1985 yılında Eşref ve Seyhan Eroğlu tarafından kurulan atölye her ikisinin de vefatları ardından bu gün kızları, lisansını Marmara Güzel sanatlar Fakültesi Geleneksel Türk El sanatları, Hat,Tezhip, Minyatür bölümü,yüksek lisansını Marmara Üniversitesi Güzel sanatlar Enstitüsü Seramik Cam bölümünde tamamlayan Aslıhan Eroğlu Sürük, Afyon Kocatepe Üniversitesinden mezun Seramik Mühendisi olan Selcen Eroğlu ve anne karnından itibaren çiniyle tanışan Şule Eroğlu ile devam etmekte.
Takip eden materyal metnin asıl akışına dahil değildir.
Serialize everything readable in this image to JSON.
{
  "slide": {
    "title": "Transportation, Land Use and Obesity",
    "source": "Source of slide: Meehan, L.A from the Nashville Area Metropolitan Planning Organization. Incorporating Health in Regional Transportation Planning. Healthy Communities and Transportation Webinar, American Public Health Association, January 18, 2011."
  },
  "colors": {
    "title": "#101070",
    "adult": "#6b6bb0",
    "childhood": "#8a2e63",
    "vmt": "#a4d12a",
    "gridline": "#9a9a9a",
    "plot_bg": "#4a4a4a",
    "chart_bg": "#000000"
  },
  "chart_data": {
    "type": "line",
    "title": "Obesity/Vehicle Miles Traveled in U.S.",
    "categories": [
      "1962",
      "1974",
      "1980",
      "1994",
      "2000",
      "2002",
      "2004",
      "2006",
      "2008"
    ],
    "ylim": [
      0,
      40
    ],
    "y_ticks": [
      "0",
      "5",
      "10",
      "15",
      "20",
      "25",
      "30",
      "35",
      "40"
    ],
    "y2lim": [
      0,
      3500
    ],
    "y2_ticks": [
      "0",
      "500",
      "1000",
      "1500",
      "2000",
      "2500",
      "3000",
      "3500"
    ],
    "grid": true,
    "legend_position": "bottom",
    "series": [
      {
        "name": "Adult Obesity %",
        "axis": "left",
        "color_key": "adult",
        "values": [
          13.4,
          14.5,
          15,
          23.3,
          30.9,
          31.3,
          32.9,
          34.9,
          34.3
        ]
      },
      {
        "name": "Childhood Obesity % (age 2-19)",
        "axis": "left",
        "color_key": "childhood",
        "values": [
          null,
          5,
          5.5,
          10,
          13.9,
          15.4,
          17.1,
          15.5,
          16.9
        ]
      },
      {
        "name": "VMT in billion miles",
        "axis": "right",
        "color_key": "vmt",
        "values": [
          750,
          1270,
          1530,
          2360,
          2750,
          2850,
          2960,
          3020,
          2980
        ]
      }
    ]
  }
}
Hayatta işini yaparken mutlu olan, bir hobiyi paraya dönüştüren insanlar olarak uzun yıllardır bu mesleği devam ettiren Eroğlu kardeşler bu gün, aileden alınan eğitim, terbiye ve tecrübeleri ile Cumhurbaşkanlığı, Kültür Bakanlığı gibi kurumların yurt dışında hediye olarak verdikleri çiniler kendi elleriyle yaratıyorlar. Geçtiğimiz yıllarda da Papa’ya verilen çini hediye de bu atölyede hazırlanmıştı.
Ortanca kardeş Selcen Eroğlu, çini ile ilgili olarak , “ Atalarımız İznik’i ilim, kültür ve sanat merkezi yapmak suretiyle evvela kendinden önce Bizans kültürünü yakalamış ve geçmişlerdi. Ayrıca bugün dünyanın konsensüs diye çığlıklar attığı bir dönemde bunu arayan İznik çinisinde bu konsensüsü yakalayabilir. Çünkü burada, İznik’i feth ederken kendinden öncekilerle kaynaşmışlar ve yüzyıllar boyunca sulh ve sükun ile Dünya’ya çok olumlu mesajlar vermişler.” diye konuştu.
İZNİK ÇİNİSİ MADDE İLE TARİF EDİLEMEZ
İznik çinisinin diğer çiniler ile farkı nedir diye sorulduğunda düşüncelerini açıklayan Selcen Eroğlu, “Hadise maddeyle tarif edilebilseydi bugün modern teknoloji bunun en güzellerini yapıyor olurdu.
Niye hala İznik kırmızısı, İznik motifleri?
Her şey bu sorunun cevabında gizli. Çini motifleri konusunda yıllar önce babamızın bir tasviri vardı. Bizde yıllar önce aldığımız bu duygu ve düşünce ile bugün hala o mantık ile çini üretiyoruz.
Neydi o düşünce ?
“O günkü Anadolu’da yaratılanı yaratandan ötürü hoş görmek, her millete aynı gözle bakmak, dil, din ve ırk farkı gözetmeksizin her şeyi kucaklamak, sevmek, düşünce yapısı neyse İznik çinisinde işlenen motiflerin de günümüzde bize verdiği mesaj budur.”